My Approach to Helping
My approach to helping clients comes from my Christian beliefs on how people should be treated. I take a collaborative approach to help them decide on appropriate and realistic goals for themselves and give them guidance and ideas to help them reach those goals. I challenge faulty thinking patterns and provide positive alternatives. I believe in engaging with my clients and developing a good therapeutic relationship so that their experience of counseling is a positive one. Many people come into counseling expecting me to "fix" them or their problems. I cannot "fix" things. I can help to guide, support, and encourage my clients. It is up to each person to put newly learned skills in place to make changes in their lives. I do give outside homework assignments, use journaling, bibliotherapy, worksheets, etc to help with making changes more quickly. I also help in connecting and/or setting up community resources if a client needs help with finances, housing, etc.

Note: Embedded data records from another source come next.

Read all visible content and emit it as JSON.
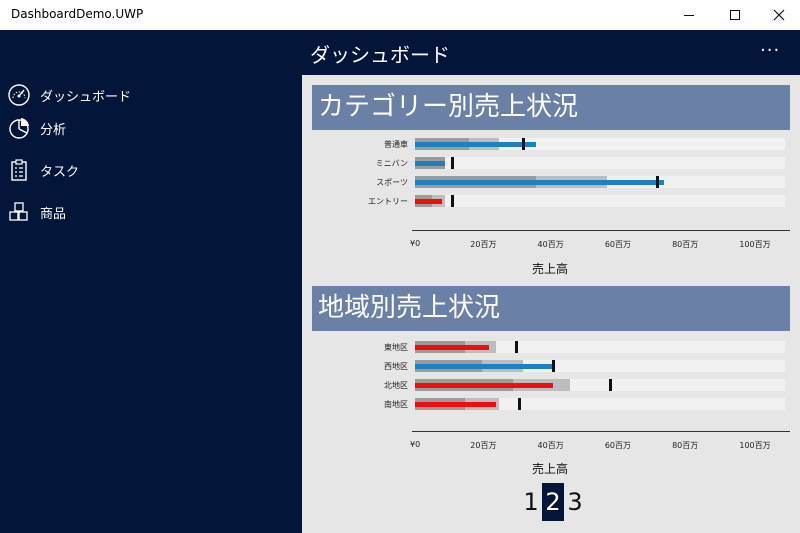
{
  "window": {
    "title": "DashboardDemo.UWP"
  },
  "appbar": {
    "title": "ダッシュボード",
    "more_label": "···"
  },
  "sidebar": {
    "items": [
      {
        "label": "ダッシュボード",
        "icon": "speedometer-icon"
      },
      {
        "label": "分析",
        "icon": "pie-chart-icon"
      },
      {
        "label": "タスク",
        "icon": "clipboard-icon"
      },
      {
        "label": "商品",
        "icon": "products-icon"
      }
    ]
  },
  "colors": {
    "accent": "#03163a",
    "header": "#6b80a6",
    "bar_blue": "#1e7fc1",
    "bar_red": "#f00d0d",
    "range_dark": "#9b9b9b",
    "range_light": "#bdbdbd",
    "track": "#f1f1f1"
  },
  "pager": {
    "pages": [
      "1",
      "2",
      "3"
    ],
    "current": "2"
  },
  "chart_data": [
    {
      "type": "bullet",
      "title": "カテゴリー別売上状況",
      "xlabel": "売上高",
      "xlim": [
        0,
        110
      ],
      "ticks": [
        "¥0",
        "20百万",
        "40百万",
        "60百万",
        "80百万",
        "100百万"
      ],
      "tick_values": [
        0,
        20,
        40,
        60,
        80,
        100
      ],
      "categories": [
        "普通車",
        "ミニバン",
        "スポーツ",
        "エントリー"
      ],
      "values": [
        36,
        9,
        74,
        8
      ],
      "targets": [
        32,
        11,
        72,
        11
      ],
      "range_dark": [
        16,
        9,
        36,
        5
      ],
      "range_light": [
        25,
        9,
        57,
        9
      ],
      "bar_colors": [
        "blue",
        "blue",
        "blue",
        "red"
      ]
    },
    {
      "type": "bullet",
      "title": "地域別売上状況",
      "xlabel": "売上高",
      "xlim": [
        0,
        110
      ],
      "ticks": [
        "¥0",
        "20百万",
        "40百万",
        "60百万",
        "80百万",
        "100百万"
      ],
      "tick_values": [
        0,
        20,
        40,
        60,
        80,
        100
      ],
      "categories": [
        "東地区",
        "西地区",
        "北地区",
        "南地区"
      ],
      "values": [
        22,
        41,
        41,
        24
      ],
      "targets": [
        30,
        41,
        58,
        31
      ],
      "range_dark": [
        15,
        20,
        29,
        15
      ],
      "range_light": [
        24,
        32,
        46,
        25
      ],
      "bar_colors": [
        "red",
        "blue",
        "red",
        "red"
      ]
    }
  ]
}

Specific Issue(s) I'm Skilled at Helping With
Over the years, I have worked with many people on a variety of issues. I started out working with children and adolescents with behavioral or mental health issues. I am good at helping parents and children developing new skills and ways of relating to one another to make their relationship and the household better. I have done much work on parenting skills and helping parents change their own behaviors in order to help their children. For the last seven years, I have spent most of my counseling time working with individuals/couples on depression and anxiety, affairs, sex addictions, pornography addictions, marriage issues, etc.

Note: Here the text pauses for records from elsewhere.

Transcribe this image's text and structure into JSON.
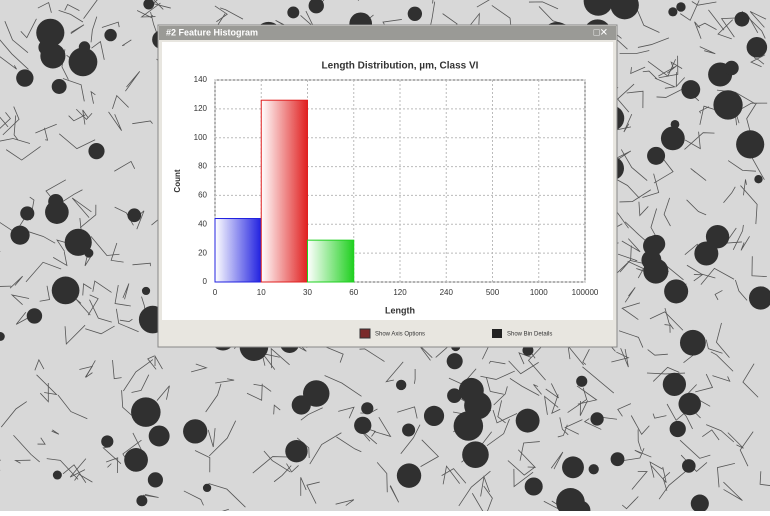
{
  "window": {
    "title": "#2 Feature Histogram",
    "controls": "□✕"
  },
  "chart_data": {
    "type": "histogram",
    "title": "Length Distribution, µm, Class VI",
    "xlabel": "Length",
    "ylabel": "Count",
    "bins": [
      0,
      10,
      30,
      60,
      120,
      240,
      500,
      1000,
      100000
    ],
    "values": [
      44,
      126,
      29,
      0,
      0,
      0,
      0,
      0
    ],
    "colors": [
      "#2020e0",
      "#e02020",
      "#20d020"
    ],
    "ylim": [
      0,
      140
    ],
    "yticks": [
      0,
      20,
      40,
      60,
      80,
      100,
      120,
      140
    ],
    "grid": true
  },
  "buttons": [
    "Show Axis Options",
    "Show Bin Details"
  ]
}
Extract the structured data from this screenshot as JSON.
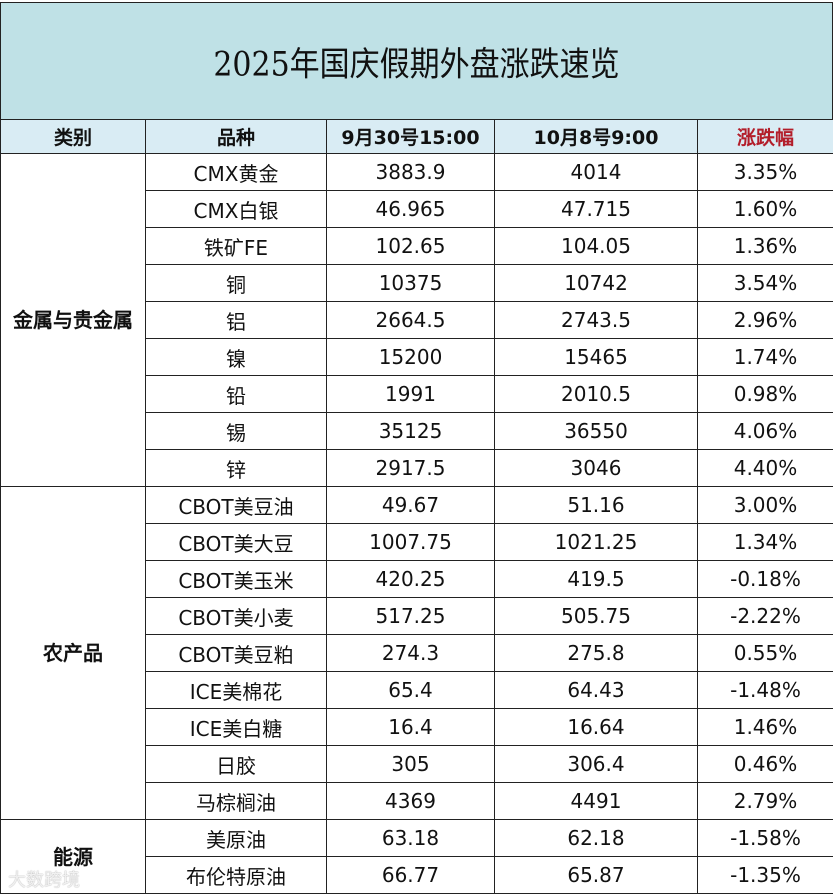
{
  "title": "2025年国庆假期外盘涨跌速览",
  "headers": {
    "category": "类别",
    "variety": "品种",
    "price_before": "9月30号15:00",
    "price_after": "10月8号9:00",
    "change": "涨跌幅"
  },
  "colors": {
    "title_bg": "#bfe1e6",
    "header_bg": "#d9ecf4",
    "change_header": "#b31e2a",
    "positive": "#8a2b3c",
    "negative": "#9bc07a",
    "metal_bg": "#fdf1ea",
    "agri_bg": "#eef2e6",
    "energy_bg": "#d8ecf5"
  },
  "groups": [
    {
      "category": "金属与贵金属",
      "rows": [
        {
          "variety": "CMX黄金",
          "before": "3883.9",
          "after": "4014",
          "change": "3.35%"
        },
        {
          "variety": "CMX白银",
          "before": "46.965",
          "after": "47.715",
          "change": "1.60%"
        },
        {
          "variety": "铁矿FE",
          "before": "102.65",
          "after": "104.05",
          "change": "1.36%"
        },
        {
          "variety": "铜",
          "before": "10375",
          "after": "10742",
          "change": "3.54%"
        },
        {
          "variety": "铝",
          "before": "2664.5",
          "after": "2743.5",
          "change": "2.96%"
        },
        {
          "variety": "镍",
          "before": "15200",
          "after": "15465",
          "change": "1.74%"
        },
        {
          "variety": "铅",
          "before": "1991",
          "after": "2010.5",
          "change": "0.98%"
        },
        {
          "variety": "锡",
          "before": "35125",
          "after": "36550",
          "change": "4.06%"
        },
        {
          "variety": "锌",
          "before": "2917.5",
          "after": "3046",
          "change": "4.40%"
        }
      ]
    },
    {
      "category": "农产品",
      "rows": [
        {
          "variety": "CBOT美豆油",
          "before": "49.67",
          "after": "51.16",
          "change": "3.00%"
        },
        {
          "variety": "CBOT美大豆",
          "before": "1007.75",
          "after": "1021.25",
          "change": "1.34%"
        },
        {
          "variety": "CBOT美玉米",
          "before": "420.25",
          "after": "419.5",
          "change": "-0.18%"
        },
        {
          "variety": "CBOT美小麦",
          "before": "517.25",
          "after": "505.75",
          "change": "-2.22%"
        },
        {
          "variety": "CBOT美豆粕",
          "before": "274.3",
          "after": "275.8",
          "change": "0.55%"
        },
        {
          "variety": "ICE美棉花",
          "before": "65.4",
          "after": "64.43",
          "change": "-1.48%"
        },
        {
          "variety": "ICE美白糖",
          "before": "16.4",
          "after": "16.64",
          "change": "1.46%"
        },
        {
          "variety": "日胶",
          "before": "305",
          "after": "306.4",
          "change": "0.46%"
        },
        {
          "variety": "马棕榈油",
          "before": "4369",
          "after": "4491",
          "change": "2.79%"
        }
      ]
    },
    {
      "category": "能源",
      "rows": [
        {
          "variety": "美原油",
          "before": "63.18",
          "after": "62.18",
          "change": "-1.58%"
        },
        {
          "variety": "布伦特原油",
          "before": "66.77",
          "after": "65.87",
          "change": "-1.35%"
        }
      ]
    }
  ],
  "watermark": "大数跨境"
}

How My Own Struggles Made Me a Better Therapist
As a human being, we all have struggles or larger problematic patterns of behavior, myself included. I have thought about my own struggles over the course of my life and taken what I have learned about myself and other people and used that to help my clients. I believe that the things I have learned have helped me to be less judgmental and critical and more accepting, forgiving, validating, undertsanding, etc than I would have been if I had never dealt with my own issues. I even use my own struggles as examples with my clients, when appropriate, to help them see that they can do things differently, be a more positive person on the other side of it, and know that they are not alone in their issues. I use my past as a way to strengthen, encourage, support, and give hope to my clients.